First lady Jill Biden and Anthony Fauci speak to a person at a vaccine clinic.

Fauci and first lady Jill Biden visit a vaccine clinic in New York. | Craig Ruttle/AP Phoyo

Durigan said the DNC’s data showed widespread dissemination of falsehoods about Fauci. But the committee didn’t see it as its role to jump into the middle of that fray, since Fauci isn’t a political figure.

During the presidential election, the Biden campaign opted not to engage heavily on attacks involving Hunter Biden, mainly, Durigan said, because the narrative “stayed on the right.” Likewise, the campaign had to contend with altered videos of Biden, attempting to paint him as cognitively impaired. The way to fight that, Durigan said, was not to run a correction on them but to feed positive images of Biden onto social media.

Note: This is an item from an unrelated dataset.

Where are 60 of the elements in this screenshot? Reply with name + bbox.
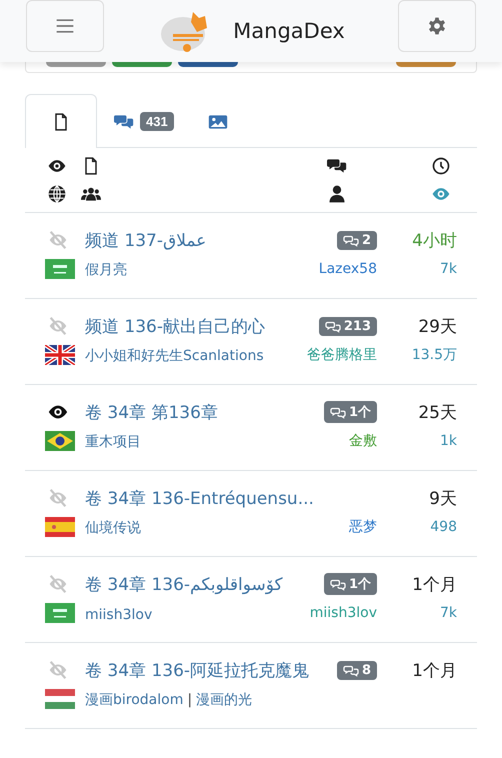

“They’re splicing video and making the president seem like he’s struggling to speak,” he said. Platforms generally will take down fake videos on their own, Durigan said. But it was recently as important and arguably more effective, Durigan said, to push out video of Biden battling previous Donald Trump at debates.

In the run-up to 2022, however, the DNC has moved its disinformation program out of a separate operation and merged it into the communications shop, an acknowledgment of the day-to-day fights ahead.

The DNC has grown more involved in other areas, too, including with information around vaccines and allegations of fraudulent election outcomes. At times, Durigan said, that means talking to social media platforms about false information that’s feeding prominently into the algorithms. At times, it means holding back despite the impulse to engage.

“When you respond, you’re amplifying it,” Durigan said. “You have to pick your battles.”